SENZA PAROLE

SENZA PAROLE

Nato a Padova l’11 ottobre 1975. Prima firma della pagina sportiva del Corriere del Veneto e telecronista di Dahlia Tv per il campionato di serie A. Ha collaborato con Il Corriere dello Sport, Il Mattino di Napoli, RTL 102.5, Sky, Gioco Calcio e La7.

Dicono avesse rotto troppi equilibri e probabilmente è vero. Dicono anche che abbia commesso errori, che abbia institito troppo sul 4-4-2 e che si sia inimicato troppe persone e anche su questo non ci sentiamo di dissentire. Tuttavia, prima di ogni altra considerazione, parlano i fatti. Con Nello Di Costanzo in panchina il Padova aveva ottenuto tredici punti in dieci partite, recuperato due posizioni passando dal penultimo posto in cui l’aveva lasciato Sabatini al quartultimo attuale, a un solo punto dalla coppia Vicenza – Reggina e dato segnali di vita, sia pure a corrente alternata.
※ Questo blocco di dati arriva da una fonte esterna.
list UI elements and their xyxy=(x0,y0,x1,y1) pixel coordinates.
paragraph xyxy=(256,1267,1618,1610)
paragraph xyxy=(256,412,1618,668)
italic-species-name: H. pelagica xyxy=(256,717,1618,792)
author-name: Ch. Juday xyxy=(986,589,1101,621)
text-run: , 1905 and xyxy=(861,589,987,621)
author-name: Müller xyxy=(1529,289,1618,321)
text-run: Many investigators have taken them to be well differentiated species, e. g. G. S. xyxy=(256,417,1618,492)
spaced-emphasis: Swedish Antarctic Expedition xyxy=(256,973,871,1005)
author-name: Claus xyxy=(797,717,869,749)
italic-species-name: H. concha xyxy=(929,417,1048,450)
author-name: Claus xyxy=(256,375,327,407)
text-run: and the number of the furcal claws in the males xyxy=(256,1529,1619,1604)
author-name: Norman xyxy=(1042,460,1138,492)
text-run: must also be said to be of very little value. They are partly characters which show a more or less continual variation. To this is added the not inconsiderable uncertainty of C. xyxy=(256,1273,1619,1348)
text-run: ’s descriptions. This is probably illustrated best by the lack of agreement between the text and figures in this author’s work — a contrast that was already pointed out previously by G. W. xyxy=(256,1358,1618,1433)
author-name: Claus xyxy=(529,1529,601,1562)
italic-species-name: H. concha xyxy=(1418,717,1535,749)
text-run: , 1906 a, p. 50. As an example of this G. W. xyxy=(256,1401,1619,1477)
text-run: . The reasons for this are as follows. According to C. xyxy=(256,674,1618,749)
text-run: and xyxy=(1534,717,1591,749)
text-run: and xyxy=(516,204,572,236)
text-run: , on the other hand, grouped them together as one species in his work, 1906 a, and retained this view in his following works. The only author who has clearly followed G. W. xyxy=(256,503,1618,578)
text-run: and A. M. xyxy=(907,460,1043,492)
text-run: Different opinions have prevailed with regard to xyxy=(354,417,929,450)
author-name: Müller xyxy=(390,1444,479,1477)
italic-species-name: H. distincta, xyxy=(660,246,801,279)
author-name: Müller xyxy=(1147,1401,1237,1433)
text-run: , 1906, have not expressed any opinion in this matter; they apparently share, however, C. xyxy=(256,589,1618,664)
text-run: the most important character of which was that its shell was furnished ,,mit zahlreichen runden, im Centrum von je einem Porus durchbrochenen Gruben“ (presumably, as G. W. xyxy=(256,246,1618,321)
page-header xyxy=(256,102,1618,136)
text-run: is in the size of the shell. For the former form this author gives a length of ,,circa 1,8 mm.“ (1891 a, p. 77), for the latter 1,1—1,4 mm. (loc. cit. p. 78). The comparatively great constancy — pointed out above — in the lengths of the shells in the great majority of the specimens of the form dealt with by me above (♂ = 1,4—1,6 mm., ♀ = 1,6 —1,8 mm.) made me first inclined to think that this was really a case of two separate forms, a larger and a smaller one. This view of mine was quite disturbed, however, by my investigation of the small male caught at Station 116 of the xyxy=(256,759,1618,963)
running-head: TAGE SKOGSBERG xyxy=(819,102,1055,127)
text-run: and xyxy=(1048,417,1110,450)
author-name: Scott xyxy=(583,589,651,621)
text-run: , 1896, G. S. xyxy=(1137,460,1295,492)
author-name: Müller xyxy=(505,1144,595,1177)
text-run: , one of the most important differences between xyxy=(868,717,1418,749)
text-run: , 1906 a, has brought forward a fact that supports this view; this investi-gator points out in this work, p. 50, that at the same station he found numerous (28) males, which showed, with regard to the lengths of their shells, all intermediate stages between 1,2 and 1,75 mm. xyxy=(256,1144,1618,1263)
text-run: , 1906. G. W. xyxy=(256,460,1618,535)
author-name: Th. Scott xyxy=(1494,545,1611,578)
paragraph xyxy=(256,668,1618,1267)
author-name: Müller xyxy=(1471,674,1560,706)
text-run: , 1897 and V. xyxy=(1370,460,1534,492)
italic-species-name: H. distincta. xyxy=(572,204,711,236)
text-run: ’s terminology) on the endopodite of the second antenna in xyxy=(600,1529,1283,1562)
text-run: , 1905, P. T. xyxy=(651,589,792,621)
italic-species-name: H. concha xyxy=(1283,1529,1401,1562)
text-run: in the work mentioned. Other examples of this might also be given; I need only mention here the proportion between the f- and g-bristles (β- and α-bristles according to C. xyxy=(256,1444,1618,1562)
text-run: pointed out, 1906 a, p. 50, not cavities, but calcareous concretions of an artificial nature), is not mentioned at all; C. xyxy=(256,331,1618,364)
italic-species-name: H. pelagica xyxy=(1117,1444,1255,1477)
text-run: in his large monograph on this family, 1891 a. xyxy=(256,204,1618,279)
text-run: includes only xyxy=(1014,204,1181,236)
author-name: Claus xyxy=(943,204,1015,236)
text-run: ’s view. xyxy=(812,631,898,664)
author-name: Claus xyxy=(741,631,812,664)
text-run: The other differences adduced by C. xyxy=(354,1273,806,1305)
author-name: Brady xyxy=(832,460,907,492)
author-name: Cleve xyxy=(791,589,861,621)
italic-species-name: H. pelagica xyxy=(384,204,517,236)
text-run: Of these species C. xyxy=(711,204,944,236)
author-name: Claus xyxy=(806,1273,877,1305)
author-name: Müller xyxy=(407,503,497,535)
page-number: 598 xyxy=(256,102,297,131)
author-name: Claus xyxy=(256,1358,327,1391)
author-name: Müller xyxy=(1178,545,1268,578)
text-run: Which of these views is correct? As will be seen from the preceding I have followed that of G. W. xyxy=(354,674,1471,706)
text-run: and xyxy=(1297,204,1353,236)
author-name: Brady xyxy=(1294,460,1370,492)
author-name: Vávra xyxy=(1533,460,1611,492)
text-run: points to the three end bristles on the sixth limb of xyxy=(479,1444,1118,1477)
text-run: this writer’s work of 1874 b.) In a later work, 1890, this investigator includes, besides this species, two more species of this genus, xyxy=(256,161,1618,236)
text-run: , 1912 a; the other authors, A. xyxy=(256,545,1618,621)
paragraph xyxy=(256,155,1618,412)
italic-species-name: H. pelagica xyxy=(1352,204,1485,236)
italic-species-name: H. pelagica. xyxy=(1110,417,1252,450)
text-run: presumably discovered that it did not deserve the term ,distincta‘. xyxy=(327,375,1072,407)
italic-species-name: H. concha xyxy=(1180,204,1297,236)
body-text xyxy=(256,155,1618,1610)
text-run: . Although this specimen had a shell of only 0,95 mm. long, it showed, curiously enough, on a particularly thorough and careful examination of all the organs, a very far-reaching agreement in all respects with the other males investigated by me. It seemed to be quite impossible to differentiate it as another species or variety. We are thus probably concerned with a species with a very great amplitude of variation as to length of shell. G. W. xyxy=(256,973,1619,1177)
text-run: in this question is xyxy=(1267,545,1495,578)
I risultati del pomeriggio, paradossalmente, avevano poi persino reso meno amaro il pareggio di Salerno. Prestazione negativa, questo è certo, ma nemmeno una Caporetto. Sarebbe potuto cambiare tutto se solo Daniele Vantaggiato fosse riuscito a segnare almeno dagli undici metri. Non gli si chiede la luna, ma quantomeno il minimo sindacale, che evidentemente l’attaccante brindisino non riesce a garantire. Alle prese con una situazione non esaltante, ma neppure disastrosa, non c’era nulla che lasciasse immaginare la decisione assunta a sorpresa dal presidente Marcello Cestaro. In mattinata fonti a lui vicine ce lo avevano descritto come letteralmente furioso, anche se non aveva visto la partita. Gli era stato riferito, però, che la squadra non aveva interpretato l’impegno con il coltello fra i denti. A quel punto Cestaro ha deciso che bisognava richiamare Sabatini. Una decisione per molti versi incomprensibile che appare soltanto la mossa della disperazione, nel tentativo di replicare quanto accaduto lo scorso anno quando Sabatini tornò in sella spodestando Tesser e guidando la squadra alla splendida cavalcata culminata con la promozione.

Non resta che attendere e, forse, rinunciare a capire quale strategia abbia il Calcio Padova. Fra i tifosi che si sono scatenati durante il pomeriggio intervenendo su blog, siti web e portali internet , ricorre spesso una parola: « improvvisazione ».  Negli occhi ho ancora l’ultimo Padova di Sabatini, una squadra senza capo né coda, allo sbando e destinata a soccombere in assenza di contromisure urgenti poi arrivate con colpevole ritardo. Mi auguro che il tecnico umbro riesca in un nuovo miracolo, trovi un nuovo equilibrio e che riesca a condurre il Padova alla salvezza per il rotto della cuffia, magari agli spareggi con le solite sofferenze cui siamo abituati ormai da anni. Ma quanto accaduto quest’anno deve far riflettere. A errori si sono sommati errori, uno dietro l’altro, e ormai cominciano a essere un po’ troppi. A fine stagione qualcuno dovrà pagarne il conto, sperando di avere ancora fra le braccia la tanto amata serie B.